- Born: Thomas Howard Stix July 12, 1924 St. Louis, Missouri, U.S.
- Died: April 16, 2001 (aged 76) Princeton, New Jersey, U.S.
- Education: California Institute of Technology (B.S.) Princeton University (Ph.D.)
- Notable work: The Theory of Plasma Waves (1926)
- Spouse: Hazel Sherwin Stix
- Awards: Guggenheim Fellowship (1969); James Clerk Maxwell Prize for Plasma Physics (1980);
- Scientific career
- Fields: Plasma physics
- Institutions: Princeton University

= Thomas H. Stix =

American plasma physicist (1924–2001)

Thomas Howard Stix (July 12, 1924 - April 16, 2001) was an American physicist. Stix performed seminal work in plasma physics and wrote the first mathematical treatment of the field in 1962's The Theory of Plasma Waves.

==History==
Born in St. Louis, Missouri, on July 12, 1924, Stix grew up near Washington University. The Stix family owned Rice-Stix Inc., a dry goods firm that was among the city's largest businesses at the turn of the 20th century. It continued operations until the 1950s. His family home on Forsyth Boulevard was eventually donated to Washington University and is now the Stix International House.

Stix graduated from John Burroughs School and served in the U.S. Army as a radio expert in the Pacific theater during and after World War II. After the war, he obtained his bachelor's degree from Caltech in 1948 and his doctorate from Princeton in 1953.

He worked for Project Matterhorn, a secret U.S. study of nuclear fusion, and developed the Stix coil to contain gases that were heated to solar temperatures with electromagnetic waves. Stix's invention of the coil jump-started a period of intellectual productivity that revolutionized plasma heating research and whose influence is still felt in the field. Stix's 1975 paper “Fast Wave Heating of a Two-Component Plasma” remains one of the most cited papers ever published by the journal Nuclear Fusion.

Stix taught astrophysics at Princeton and did much of his research at the Princeton Plasma Physics Laboratory (see Model C stellarator). In 1978, Stix was appointed associate director for academic affairs at PPPL. He pioneered and for many years served as director of Princeton's Program in Plasma Physics, the first graduate-level program of its kind. In 1991, Princeton awarded its inaugural "University Award for Distinguished Teaching” to Stix for his contributions as a teacher and educator.

Stix and his wife, Hazel Sherwin, were married for 51 years and together had two children, Susan Stix Fisher of New York City and Dr. Michael Sherwin Stix of Lexington, Massachusetts. They lived their last decades in Princeton.

Stix died on April 16, 2001, of leukemia.

==Honors and awards==
In 1962, Stix was elected chair of the Division of Plasma Physics of the American Physical Society. He received a Guggenheim Fellowship in 1969, leading to the first of his three sabbaticals at the Weizmann Institute of Science in Israel.
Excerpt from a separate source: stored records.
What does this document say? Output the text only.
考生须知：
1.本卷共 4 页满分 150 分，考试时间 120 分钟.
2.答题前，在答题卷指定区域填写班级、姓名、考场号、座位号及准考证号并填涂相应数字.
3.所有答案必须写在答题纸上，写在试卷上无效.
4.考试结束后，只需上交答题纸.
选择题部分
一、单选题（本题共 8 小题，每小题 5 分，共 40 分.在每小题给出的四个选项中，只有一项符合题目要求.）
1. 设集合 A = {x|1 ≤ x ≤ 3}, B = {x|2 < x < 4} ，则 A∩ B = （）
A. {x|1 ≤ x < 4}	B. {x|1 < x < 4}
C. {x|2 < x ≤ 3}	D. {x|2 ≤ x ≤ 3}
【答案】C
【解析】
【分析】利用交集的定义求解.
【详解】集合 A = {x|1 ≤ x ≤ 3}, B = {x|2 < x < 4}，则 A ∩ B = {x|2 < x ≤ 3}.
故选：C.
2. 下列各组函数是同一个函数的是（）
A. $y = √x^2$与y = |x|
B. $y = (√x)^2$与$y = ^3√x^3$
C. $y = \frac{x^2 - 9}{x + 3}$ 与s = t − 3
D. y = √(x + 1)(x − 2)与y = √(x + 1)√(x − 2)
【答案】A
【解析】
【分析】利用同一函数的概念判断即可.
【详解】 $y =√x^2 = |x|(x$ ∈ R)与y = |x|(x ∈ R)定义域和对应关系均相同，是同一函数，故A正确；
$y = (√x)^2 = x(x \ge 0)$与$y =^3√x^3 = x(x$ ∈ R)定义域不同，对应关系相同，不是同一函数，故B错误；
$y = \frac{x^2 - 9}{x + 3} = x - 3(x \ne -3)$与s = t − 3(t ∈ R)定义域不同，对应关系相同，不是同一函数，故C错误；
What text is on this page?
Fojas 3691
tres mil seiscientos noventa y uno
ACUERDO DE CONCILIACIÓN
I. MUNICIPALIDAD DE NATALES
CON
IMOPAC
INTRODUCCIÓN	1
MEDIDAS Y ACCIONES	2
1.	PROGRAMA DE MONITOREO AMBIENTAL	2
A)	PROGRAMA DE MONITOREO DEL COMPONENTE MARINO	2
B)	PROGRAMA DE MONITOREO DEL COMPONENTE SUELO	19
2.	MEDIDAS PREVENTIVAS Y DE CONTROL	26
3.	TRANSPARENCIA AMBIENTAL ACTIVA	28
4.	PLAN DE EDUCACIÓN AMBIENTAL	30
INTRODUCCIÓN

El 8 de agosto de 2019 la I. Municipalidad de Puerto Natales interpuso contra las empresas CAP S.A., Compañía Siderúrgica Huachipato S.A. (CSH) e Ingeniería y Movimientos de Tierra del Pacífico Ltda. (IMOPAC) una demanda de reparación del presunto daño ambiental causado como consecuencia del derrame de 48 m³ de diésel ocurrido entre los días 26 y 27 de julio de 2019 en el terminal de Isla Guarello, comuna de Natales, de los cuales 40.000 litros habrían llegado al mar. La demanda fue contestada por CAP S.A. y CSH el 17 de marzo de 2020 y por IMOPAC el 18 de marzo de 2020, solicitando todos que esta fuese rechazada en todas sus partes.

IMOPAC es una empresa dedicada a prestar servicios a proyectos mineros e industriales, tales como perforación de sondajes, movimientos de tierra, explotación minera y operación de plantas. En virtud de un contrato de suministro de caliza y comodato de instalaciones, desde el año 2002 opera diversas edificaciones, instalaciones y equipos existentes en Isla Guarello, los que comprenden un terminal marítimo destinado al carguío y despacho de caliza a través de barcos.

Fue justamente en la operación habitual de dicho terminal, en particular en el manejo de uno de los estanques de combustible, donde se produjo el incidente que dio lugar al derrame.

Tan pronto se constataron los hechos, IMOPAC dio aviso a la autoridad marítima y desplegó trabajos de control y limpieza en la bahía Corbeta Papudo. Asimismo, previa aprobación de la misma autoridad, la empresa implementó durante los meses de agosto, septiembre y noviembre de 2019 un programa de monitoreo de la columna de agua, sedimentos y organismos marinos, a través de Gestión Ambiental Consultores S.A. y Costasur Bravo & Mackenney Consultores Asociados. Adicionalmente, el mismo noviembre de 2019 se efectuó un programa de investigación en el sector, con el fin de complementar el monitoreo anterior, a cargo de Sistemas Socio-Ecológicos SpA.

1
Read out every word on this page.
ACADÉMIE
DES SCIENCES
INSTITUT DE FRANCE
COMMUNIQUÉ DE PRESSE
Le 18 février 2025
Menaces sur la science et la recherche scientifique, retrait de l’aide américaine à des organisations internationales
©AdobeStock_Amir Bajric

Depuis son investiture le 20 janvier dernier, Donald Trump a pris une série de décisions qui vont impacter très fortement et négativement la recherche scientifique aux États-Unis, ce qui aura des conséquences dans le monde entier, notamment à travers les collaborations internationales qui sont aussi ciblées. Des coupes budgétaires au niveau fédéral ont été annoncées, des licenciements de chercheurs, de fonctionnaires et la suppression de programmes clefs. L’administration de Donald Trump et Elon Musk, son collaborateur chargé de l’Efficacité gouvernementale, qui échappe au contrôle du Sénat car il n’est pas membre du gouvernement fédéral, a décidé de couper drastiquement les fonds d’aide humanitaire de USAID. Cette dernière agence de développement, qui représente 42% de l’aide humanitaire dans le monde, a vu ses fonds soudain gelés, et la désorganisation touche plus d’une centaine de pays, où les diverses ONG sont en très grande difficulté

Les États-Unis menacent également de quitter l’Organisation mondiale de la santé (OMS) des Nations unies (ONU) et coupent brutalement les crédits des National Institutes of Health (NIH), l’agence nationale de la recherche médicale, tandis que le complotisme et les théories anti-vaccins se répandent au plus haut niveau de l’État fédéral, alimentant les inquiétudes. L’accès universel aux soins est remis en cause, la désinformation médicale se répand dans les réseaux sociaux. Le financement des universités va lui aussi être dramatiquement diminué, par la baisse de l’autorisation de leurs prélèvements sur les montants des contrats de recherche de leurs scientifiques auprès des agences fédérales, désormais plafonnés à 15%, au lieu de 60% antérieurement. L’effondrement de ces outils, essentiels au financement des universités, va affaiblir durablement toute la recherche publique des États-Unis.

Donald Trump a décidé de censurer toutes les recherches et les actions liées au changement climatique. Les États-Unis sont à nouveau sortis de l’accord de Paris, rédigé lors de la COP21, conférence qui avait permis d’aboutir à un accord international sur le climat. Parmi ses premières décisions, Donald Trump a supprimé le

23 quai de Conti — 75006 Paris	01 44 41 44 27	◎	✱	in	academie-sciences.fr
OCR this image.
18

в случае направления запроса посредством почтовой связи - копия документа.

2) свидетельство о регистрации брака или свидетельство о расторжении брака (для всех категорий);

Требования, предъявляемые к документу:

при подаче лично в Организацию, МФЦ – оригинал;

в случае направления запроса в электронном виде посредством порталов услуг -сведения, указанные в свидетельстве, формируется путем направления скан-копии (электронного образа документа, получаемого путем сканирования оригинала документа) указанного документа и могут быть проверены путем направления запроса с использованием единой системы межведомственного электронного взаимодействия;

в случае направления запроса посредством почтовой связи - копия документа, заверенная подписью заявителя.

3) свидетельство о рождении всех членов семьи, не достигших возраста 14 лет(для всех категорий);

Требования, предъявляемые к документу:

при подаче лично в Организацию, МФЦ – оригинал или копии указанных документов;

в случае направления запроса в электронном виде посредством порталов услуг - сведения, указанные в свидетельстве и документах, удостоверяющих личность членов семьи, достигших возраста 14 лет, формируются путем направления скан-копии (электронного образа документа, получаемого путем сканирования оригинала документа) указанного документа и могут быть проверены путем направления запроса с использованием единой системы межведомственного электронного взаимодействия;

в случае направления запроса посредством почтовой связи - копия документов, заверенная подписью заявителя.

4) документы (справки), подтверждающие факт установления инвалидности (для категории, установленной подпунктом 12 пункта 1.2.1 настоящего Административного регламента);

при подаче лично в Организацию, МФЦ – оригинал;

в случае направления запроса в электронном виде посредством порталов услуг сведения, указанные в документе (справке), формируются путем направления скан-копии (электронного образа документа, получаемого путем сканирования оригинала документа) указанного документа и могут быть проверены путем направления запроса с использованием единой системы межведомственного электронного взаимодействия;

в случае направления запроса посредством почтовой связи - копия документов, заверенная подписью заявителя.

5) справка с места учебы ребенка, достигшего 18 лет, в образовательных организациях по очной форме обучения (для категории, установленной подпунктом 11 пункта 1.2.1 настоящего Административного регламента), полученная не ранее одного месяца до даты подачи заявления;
In 1980, the American Physical Society awarded Stix its highest honor in the plasma physics field, the James Clerk Maxwell Prize for Plasma Physics, for his pioneering role in developing and formalizing the theory of wave propagation and wave heating in plasmas.

In 1999, he received the Lifetime Achievement Award by Fusion Power Associates.

==Legacy==
Stix's 1962 book, The Theory of Plasma Waves, has been translated into Japanese, Russian, and other languages. It received a paperback reprint in 2012 and still sells and is taught at universities around the world.

His obituary in The New York Times said that Stix's "elegant mastery of the literally infinite complexities of waves in electrified gases helped create a new field of science."

In 2013, the American Physical Society created the Thomas H. Stix Award, presented annually to a plasma physics researcher with outstanding contributions early in their career.